Joshua, who had been standing with one foot planted hard on a cluster of flowers glowing in the carpet, and the other raised upon the square toe of his shoe, like that of a tired horse, settled down into a walking condition and shambled out of the room.

“Sit down, Mr. Hurd, sit down,” said the suave lawyer, pointing to a rotary chair near the desk; “I want a little talk with you about the paper you signed for Mr. Lander. When was it? I forgot the exact time.”

“It was jest afore the Gov’ner went away from home last time,” answered Joshua, with the dogged air of a stupid schoolboy.

“But when was that?”

“Last spring.”

“Do you remember the date?”

“No.”

“Was it morning or evening?”

“Can’t remember.”

“Which signed the paper first, you or your sister?”

“Eunice.”

“Was Mrs. Lander present?”

“No!”

“Had Mr. Lander signed it when you came in?”

“Unsartin.”

“Did Mr. Lander say anything?”

“Said it was his last testament.”

“Was that exactly what he said?”

“Jest that. I looked round for the book, but there wasn’t none there, nor Bible neither; but he said it was a testament, consarned if he didn’t.”

“Did you tell any one of this?”

“No; ’twasn’t none of my business what the old chap wrote about his testaments.”

The lawyer was puzzled. It certainly was strange that Mr. Lander, with two intelligent and tolerably educated retainers in the house, should have selected this boor for a witness to his will. But there was nothing to be gathered from the curt answers that had followed his investigations. So far, the will seemed legal in all its forms, and Mrs. Lander was, by its provisions, sole legatee of all her brother-in-law’s wealth.
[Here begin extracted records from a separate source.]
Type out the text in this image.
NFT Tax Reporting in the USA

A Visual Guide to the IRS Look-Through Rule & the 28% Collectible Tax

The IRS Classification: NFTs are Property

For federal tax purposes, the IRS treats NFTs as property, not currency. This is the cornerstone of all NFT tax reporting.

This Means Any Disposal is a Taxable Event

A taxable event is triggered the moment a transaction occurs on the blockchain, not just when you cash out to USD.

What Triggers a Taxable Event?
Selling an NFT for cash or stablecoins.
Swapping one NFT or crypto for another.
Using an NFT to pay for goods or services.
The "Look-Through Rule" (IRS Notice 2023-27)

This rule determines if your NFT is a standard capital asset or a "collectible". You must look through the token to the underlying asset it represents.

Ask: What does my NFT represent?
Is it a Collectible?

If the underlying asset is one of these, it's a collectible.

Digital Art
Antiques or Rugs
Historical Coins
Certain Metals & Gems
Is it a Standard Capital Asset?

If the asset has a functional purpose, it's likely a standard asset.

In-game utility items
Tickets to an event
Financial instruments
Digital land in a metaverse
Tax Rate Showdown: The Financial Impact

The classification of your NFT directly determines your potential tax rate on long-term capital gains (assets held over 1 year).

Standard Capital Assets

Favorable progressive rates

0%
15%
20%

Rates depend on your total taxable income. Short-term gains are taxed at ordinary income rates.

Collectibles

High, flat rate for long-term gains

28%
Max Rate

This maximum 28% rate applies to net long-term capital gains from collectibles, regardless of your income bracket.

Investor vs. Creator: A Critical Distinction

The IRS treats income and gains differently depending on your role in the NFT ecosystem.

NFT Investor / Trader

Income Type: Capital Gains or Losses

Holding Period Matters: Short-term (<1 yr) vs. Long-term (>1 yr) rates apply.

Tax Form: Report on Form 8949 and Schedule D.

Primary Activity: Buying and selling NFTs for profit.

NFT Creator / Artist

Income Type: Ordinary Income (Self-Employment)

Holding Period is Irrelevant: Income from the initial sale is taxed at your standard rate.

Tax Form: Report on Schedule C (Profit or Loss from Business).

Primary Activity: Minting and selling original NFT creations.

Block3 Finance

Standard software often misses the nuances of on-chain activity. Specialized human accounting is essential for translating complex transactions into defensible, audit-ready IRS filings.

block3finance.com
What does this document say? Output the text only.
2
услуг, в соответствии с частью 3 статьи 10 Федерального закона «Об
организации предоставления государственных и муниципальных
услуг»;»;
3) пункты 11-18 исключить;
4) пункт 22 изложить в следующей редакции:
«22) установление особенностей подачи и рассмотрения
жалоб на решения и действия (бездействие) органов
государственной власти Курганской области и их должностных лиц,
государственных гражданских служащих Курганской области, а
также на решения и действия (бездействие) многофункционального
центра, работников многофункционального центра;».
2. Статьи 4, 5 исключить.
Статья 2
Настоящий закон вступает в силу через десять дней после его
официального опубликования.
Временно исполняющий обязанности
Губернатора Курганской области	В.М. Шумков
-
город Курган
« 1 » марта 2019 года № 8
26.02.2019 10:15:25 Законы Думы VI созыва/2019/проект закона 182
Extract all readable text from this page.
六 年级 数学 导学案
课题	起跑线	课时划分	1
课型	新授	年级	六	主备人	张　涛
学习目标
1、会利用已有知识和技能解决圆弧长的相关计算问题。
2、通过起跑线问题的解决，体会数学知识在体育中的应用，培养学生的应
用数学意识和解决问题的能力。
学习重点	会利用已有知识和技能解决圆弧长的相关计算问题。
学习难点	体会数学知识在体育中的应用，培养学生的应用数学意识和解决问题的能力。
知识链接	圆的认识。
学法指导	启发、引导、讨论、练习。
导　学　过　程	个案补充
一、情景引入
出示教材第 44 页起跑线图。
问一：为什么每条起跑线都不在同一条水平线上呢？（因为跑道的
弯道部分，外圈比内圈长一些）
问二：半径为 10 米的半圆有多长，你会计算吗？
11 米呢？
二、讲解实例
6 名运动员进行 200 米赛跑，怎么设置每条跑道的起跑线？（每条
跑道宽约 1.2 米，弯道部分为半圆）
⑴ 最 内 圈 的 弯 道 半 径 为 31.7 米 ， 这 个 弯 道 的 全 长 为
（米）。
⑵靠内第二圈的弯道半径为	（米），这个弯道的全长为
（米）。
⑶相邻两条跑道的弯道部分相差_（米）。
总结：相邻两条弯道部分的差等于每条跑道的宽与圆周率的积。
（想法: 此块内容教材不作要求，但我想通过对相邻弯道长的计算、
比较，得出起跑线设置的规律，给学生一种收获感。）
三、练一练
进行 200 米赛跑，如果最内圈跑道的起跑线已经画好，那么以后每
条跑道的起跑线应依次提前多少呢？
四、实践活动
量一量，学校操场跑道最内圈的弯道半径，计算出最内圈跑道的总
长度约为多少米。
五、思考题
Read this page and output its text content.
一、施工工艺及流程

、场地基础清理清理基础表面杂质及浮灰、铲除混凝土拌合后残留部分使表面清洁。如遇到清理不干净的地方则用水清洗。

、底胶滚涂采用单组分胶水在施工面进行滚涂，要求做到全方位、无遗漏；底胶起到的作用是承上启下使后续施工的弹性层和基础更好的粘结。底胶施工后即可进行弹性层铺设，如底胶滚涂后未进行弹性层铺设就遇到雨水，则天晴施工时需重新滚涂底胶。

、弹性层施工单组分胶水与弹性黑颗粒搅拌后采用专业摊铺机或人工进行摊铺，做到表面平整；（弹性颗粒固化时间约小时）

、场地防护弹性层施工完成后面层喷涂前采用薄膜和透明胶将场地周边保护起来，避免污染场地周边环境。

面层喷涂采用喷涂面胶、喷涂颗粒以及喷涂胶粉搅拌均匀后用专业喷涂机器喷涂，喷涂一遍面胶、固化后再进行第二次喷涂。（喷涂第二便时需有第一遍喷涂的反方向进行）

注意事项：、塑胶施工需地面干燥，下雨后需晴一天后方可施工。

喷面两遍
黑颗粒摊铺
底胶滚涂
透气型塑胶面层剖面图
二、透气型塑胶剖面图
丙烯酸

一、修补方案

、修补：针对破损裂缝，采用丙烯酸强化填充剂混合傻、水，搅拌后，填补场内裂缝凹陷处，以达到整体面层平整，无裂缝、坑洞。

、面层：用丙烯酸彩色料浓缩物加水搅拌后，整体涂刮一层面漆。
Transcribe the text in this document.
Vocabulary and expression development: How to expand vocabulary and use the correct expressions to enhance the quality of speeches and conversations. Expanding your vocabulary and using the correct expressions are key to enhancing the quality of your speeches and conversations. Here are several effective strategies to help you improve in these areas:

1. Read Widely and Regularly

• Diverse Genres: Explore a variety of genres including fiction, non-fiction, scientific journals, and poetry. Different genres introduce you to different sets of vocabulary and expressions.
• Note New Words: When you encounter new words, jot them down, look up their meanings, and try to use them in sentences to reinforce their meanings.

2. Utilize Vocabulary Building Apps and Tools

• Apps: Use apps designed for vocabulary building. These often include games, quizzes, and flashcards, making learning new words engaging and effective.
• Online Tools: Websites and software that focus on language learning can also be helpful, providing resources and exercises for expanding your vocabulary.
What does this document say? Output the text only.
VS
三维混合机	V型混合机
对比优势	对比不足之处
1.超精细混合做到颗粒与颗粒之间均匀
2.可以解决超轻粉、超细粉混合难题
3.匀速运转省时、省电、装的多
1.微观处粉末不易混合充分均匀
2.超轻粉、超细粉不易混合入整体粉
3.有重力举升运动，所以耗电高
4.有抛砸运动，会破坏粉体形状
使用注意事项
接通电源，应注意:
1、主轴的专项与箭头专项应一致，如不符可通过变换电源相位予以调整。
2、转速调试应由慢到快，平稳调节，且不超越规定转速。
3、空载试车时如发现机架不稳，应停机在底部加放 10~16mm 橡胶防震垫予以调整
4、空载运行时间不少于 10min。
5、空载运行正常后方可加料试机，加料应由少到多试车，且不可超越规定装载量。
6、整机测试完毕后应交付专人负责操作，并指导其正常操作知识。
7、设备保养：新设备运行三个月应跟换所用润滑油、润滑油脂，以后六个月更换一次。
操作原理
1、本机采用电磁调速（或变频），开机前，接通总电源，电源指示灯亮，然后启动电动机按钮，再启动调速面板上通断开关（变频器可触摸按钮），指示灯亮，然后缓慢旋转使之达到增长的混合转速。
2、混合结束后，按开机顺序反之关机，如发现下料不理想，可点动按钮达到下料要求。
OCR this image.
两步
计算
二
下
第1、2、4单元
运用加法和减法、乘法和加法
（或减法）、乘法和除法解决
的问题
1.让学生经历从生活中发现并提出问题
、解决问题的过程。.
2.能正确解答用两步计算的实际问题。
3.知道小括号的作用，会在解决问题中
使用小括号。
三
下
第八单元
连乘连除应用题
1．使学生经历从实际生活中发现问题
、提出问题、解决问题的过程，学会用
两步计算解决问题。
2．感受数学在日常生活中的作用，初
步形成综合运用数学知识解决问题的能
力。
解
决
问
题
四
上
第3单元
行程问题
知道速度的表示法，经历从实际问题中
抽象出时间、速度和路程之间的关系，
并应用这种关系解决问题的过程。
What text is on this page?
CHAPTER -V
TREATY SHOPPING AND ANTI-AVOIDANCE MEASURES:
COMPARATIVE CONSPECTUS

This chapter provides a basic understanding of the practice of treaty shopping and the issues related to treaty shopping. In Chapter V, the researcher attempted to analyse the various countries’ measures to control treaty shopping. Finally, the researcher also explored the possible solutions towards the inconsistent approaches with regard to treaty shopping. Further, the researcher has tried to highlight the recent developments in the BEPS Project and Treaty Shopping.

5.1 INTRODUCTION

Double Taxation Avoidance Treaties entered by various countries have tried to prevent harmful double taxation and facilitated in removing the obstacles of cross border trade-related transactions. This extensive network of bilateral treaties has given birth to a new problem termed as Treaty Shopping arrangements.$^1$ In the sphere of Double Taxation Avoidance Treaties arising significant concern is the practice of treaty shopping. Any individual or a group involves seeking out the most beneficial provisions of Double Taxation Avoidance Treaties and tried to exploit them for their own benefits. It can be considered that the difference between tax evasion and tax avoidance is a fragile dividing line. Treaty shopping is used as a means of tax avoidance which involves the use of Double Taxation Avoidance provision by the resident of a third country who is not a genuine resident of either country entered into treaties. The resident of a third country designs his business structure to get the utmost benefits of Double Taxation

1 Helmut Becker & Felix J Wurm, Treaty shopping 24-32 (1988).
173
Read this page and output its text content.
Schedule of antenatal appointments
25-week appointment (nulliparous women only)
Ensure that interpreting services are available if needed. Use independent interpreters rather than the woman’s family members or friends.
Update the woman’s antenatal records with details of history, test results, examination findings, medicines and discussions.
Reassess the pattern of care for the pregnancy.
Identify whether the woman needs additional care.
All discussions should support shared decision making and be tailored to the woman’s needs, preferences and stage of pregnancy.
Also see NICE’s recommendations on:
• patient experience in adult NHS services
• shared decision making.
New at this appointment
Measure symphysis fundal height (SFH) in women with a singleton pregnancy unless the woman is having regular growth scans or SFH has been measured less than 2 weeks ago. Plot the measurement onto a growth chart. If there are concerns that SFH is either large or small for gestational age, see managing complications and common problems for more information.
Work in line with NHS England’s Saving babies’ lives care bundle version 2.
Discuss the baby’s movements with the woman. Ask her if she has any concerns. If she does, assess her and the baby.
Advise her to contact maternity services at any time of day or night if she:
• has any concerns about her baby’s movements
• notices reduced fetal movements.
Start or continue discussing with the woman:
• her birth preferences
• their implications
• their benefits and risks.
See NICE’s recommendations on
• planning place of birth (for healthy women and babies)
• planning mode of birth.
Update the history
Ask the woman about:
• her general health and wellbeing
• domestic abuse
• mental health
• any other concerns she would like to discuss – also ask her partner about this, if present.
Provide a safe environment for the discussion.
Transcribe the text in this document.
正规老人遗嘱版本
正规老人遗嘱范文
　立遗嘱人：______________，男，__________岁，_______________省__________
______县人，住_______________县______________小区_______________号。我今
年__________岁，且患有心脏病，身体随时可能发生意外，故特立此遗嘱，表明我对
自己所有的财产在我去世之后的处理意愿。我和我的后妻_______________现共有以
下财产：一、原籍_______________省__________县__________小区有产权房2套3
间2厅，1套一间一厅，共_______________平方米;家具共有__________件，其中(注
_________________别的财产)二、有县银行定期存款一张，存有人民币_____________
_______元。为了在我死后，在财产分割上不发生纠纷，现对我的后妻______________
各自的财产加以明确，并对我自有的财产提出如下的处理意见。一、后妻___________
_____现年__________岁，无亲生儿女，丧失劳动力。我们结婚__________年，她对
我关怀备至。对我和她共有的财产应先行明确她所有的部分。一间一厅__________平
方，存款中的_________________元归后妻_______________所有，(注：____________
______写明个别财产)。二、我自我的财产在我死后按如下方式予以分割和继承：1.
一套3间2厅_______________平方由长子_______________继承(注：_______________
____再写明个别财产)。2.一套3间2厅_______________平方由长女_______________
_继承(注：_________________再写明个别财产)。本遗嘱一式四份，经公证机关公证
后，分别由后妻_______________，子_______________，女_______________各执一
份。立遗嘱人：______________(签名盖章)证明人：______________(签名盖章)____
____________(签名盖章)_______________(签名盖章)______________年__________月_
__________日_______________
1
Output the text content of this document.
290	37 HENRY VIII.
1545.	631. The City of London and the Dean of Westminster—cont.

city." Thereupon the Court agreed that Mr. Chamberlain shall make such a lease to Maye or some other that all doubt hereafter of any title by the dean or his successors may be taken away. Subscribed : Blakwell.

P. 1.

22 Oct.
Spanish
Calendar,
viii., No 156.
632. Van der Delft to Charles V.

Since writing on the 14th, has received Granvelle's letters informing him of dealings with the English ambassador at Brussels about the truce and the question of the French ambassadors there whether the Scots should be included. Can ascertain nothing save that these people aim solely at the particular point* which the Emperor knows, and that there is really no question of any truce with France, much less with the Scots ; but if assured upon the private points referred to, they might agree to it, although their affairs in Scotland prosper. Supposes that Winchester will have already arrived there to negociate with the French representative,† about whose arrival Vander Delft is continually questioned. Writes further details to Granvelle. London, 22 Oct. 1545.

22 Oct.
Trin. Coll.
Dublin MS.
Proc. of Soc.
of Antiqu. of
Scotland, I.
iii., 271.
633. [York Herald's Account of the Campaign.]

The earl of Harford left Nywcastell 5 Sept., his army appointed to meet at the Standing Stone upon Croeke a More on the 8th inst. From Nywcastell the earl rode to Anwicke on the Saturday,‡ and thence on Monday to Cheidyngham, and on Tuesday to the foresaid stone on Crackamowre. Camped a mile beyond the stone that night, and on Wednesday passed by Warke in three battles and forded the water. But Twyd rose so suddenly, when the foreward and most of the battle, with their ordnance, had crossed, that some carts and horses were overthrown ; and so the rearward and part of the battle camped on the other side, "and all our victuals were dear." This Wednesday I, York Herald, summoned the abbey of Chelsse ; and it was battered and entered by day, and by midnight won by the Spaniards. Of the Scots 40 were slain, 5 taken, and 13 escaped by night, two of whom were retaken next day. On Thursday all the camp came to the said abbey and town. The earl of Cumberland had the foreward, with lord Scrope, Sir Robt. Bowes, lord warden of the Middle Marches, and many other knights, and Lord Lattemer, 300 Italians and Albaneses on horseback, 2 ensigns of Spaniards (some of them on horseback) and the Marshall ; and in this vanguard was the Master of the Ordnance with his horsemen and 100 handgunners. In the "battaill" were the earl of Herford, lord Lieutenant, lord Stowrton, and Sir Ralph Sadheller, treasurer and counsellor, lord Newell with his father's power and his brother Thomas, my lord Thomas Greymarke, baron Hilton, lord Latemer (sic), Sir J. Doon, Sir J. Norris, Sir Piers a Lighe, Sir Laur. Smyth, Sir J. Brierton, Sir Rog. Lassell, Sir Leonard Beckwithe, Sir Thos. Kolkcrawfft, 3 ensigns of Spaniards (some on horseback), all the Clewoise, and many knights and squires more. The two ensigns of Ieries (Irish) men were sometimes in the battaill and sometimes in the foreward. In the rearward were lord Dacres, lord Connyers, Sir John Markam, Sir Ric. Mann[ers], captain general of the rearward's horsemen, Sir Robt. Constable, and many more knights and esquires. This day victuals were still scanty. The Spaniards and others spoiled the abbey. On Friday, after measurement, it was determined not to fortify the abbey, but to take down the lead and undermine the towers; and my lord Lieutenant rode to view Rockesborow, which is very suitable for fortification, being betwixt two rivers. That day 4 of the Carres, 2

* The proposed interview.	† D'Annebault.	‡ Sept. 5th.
Mr. Stone went into the breakfast-room again and found this lady gazing fixedly on the carpet at her feet, so lost in thought that she sprang up and uttered a little scream when the lawyer addressed her.

“Madam, the will we have found is entirely in your favor.”

There was no surprise in her face; no outburst of satisfaction. Her eyes were turned wildly on the lawyer, her lips moved, but she did not speak.

“The news overcomes you, madam!”

“Yes, yes—I—I am a little faint—thank you, I am only a little.”

The woman gasped for breath and pressed one hand on her bosom. She did, indeed, seem ready to faint.

Eunice Hurd came into the room like a grenadier and swept off with the widow, almost carrying her.

“She’s tired out, and talking ain’t good for her.”

Eunice flung the words over her shoulder, looking back upon Lawyer Stone with a defiant air which he could not understand.

The lawyer sat down dissatisfied, and taking out the will, read it over again. It was certainly in his friend’s handwriting, and he was made joint executor with Mrs. Lander. Why was it that a sense of mystery and wrong-doing clung to him?